「記憶は戻ったけれど、だからこそ余計に……俺は“元の自分”には戻りたくなくて。なっちゃんの側に、……行きたくて。必死で病院から逃げ出した」


───……彼が、“悪魔”と呼ばれるに至るまで。


きっと遥が口にはしていない、私の想像を絶する“何か”が今までに沢山あったに違いない。


一般的に御曹司と聞けば、何不自由なく道楽に耽っているイメージだった。だけどその御曹司であった遥が、どうして実家と縁を切るまでに至ったのか、正直はっきりとは分からなかったけれど。




───今、やっと。
本当の意味でその理由が、分かった気がする───。




私はまた、彼の頭をそっと抱きしめた。

記憶を取り戻して、孤独を再認識して、さぞかし遥は辛かっただろう。

そんな彼を、温かさで包み込んであげたくて、私は必死で遥を抱きしめた。

それに縋るように、遥がそっと私の背に腕を伸ばしてくる。



「……だけどすぐに見つかって。

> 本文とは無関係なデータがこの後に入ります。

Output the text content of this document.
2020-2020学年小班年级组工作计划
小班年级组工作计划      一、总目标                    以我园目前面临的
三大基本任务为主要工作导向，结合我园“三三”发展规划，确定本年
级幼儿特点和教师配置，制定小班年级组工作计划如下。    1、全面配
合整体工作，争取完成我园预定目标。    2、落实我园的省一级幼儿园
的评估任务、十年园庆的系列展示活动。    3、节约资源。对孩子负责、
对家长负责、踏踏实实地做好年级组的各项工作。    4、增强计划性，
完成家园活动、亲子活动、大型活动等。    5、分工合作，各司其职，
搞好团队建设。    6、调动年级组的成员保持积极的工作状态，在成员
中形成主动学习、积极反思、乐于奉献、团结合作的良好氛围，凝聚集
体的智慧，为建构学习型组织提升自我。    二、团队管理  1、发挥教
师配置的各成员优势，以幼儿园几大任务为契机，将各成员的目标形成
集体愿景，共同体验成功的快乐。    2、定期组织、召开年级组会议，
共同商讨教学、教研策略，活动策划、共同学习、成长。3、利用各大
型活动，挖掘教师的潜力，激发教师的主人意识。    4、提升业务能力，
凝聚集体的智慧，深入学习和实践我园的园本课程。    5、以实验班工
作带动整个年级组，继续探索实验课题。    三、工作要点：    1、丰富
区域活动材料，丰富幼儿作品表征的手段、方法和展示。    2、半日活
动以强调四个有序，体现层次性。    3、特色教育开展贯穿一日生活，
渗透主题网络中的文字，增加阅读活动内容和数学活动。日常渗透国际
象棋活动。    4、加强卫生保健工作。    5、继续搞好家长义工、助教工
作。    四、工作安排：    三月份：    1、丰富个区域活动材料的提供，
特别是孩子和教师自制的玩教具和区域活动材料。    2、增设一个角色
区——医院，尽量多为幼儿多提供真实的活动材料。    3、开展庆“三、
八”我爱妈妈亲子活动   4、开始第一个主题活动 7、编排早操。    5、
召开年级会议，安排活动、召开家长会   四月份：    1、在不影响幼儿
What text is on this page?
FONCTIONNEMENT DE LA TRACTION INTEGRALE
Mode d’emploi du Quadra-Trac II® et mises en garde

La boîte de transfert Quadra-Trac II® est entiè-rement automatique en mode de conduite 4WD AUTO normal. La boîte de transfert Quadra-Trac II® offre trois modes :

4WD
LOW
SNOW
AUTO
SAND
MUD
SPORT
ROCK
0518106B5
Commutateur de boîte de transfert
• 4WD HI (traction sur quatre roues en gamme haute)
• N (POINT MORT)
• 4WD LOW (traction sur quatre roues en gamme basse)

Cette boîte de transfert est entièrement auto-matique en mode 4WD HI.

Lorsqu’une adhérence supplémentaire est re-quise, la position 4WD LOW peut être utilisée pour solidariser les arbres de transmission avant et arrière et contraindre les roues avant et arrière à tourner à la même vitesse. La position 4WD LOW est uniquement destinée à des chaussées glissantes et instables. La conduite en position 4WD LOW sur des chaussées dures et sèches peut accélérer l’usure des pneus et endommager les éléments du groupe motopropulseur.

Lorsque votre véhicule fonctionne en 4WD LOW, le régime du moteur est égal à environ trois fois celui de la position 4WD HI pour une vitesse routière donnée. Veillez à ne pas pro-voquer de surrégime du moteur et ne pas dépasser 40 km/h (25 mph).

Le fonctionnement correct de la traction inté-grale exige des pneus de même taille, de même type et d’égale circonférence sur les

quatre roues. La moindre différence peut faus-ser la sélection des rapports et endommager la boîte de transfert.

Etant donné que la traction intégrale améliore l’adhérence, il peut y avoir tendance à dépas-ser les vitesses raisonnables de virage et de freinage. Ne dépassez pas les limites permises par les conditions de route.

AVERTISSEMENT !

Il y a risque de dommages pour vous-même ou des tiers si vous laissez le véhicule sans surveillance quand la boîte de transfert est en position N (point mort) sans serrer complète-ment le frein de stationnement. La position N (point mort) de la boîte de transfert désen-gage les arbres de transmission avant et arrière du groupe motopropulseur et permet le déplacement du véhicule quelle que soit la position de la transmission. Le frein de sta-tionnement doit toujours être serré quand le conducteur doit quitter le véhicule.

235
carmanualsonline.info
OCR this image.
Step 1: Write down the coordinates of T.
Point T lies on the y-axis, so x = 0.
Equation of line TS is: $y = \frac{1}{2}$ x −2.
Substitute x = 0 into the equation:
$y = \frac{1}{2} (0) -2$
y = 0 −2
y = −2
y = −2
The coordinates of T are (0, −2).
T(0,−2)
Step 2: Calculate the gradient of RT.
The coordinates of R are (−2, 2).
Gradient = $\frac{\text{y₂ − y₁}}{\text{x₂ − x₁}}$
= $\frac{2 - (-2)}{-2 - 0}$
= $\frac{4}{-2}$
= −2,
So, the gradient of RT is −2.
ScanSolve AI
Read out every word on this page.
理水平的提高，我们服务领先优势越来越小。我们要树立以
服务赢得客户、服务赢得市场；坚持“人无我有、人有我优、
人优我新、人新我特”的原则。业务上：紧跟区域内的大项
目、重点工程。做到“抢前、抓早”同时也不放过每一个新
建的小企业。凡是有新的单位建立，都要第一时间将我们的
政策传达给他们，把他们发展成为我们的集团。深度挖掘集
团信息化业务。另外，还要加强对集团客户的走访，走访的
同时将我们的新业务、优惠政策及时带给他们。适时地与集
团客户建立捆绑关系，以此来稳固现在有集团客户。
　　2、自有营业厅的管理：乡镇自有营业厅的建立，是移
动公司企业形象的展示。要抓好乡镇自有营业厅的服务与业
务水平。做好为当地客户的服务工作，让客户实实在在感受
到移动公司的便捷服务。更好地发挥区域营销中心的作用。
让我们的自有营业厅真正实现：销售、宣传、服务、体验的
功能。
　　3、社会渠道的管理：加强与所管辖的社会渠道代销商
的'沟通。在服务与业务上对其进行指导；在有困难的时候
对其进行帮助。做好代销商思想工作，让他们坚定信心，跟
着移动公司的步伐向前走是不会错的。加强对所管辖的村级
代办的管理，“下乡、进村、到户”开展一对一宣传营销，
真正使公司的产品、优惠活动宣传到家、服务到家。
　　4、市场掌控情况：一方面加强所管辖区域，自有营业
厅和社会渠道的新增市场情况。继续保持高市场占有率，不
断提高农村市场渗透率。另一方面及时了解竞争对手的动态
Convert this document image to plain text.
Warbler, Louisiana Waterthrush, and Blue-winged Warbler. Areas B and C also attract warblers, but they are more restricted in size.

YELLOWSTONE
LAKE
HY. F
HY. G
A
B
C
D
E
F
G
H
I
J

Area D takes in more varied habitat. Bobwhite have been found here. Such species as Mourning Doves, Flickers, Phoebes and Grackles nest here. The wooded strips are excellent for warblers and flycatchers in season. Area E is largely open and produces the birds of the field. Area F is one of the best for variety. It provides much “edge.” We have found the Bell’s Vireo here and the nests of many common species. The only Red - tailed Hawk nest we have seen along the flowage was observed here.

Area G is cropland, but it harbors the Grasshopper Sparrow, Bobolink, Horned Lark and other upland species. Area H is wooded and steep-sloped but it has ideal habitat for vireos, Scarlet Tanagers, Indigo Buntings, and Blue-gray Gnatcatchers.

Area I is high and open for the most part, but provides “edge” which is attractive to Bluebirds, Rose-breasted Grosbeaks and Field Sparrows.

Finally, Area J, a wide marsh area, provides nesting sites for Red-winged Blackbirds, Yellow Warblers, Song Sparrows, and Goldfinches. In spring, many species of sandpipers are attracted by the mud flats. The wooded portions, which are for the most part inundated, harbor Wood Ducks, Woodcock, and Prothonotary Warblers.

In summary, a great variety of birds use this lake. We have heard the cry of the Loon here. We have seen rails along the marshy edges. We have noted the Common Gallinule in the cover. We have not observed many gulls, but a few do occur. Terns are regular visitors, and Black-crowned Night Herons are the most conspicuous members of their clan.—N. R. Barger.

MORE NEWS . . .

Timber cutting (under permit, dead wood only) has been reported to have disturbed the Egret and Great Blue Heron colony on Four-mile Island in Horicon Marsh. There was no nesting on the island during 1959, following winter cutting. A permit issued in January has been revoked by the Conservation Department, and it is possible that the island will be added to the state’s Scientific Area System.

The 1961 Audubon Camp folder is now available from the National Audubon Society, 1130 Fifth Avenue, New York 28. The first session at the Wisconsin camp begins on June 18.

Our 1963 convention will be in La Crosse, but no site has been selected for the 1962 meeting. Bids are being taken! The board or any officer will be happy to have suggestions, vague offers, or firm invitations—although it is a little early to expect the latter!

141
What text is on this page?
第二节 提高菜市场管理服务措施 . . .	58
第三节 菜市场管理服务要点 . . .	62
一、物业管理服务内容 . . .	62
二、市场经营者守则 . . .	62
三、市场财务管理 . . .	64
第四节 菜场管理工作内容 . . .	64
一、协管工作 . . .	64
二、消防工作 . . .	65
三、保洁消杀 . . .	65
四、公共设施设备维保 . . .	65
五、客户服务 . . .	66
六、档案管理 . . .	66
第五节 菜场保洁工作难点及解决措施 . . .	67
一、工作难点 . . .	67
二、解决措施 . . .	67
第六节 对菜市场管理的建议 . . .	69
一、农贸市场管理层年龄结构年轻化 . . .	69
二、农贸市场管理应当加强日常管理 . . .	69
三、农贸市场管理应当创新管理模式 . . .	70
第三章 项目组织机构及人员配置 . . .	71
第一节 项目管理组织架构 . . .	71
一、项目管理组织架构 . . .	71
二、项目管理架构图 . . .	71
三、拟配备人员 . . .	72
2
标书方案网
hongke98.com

暫くの間、実家に監禁される事になったんだ」



今まで遠慮がちに触れていた彼が、強く私を抱きしめてくる。それに応えてあげたくて、私も強く抱きしめ返した。


「それからは……両親や兄と沢山揉めて。だけど今までずっと両親の言いなりだった俺が、初めて自分の意思で反抗出来て、正直気持ちは前よりずっと楽だった。それに全てを失ってでも、新しい“自分の”人生を歩みたいと思った。だけど同時に、今までの人生も絶対に忘れたらいけないと思った。二度と同じ過ちを繰り返さないためにも。……だから、写真を撮り始めたんだ」






────“写真”────。





遥のその言葉で、あの、なんの変哲もない物達を撮っていた遥の写真が脳裏に浮かんだ。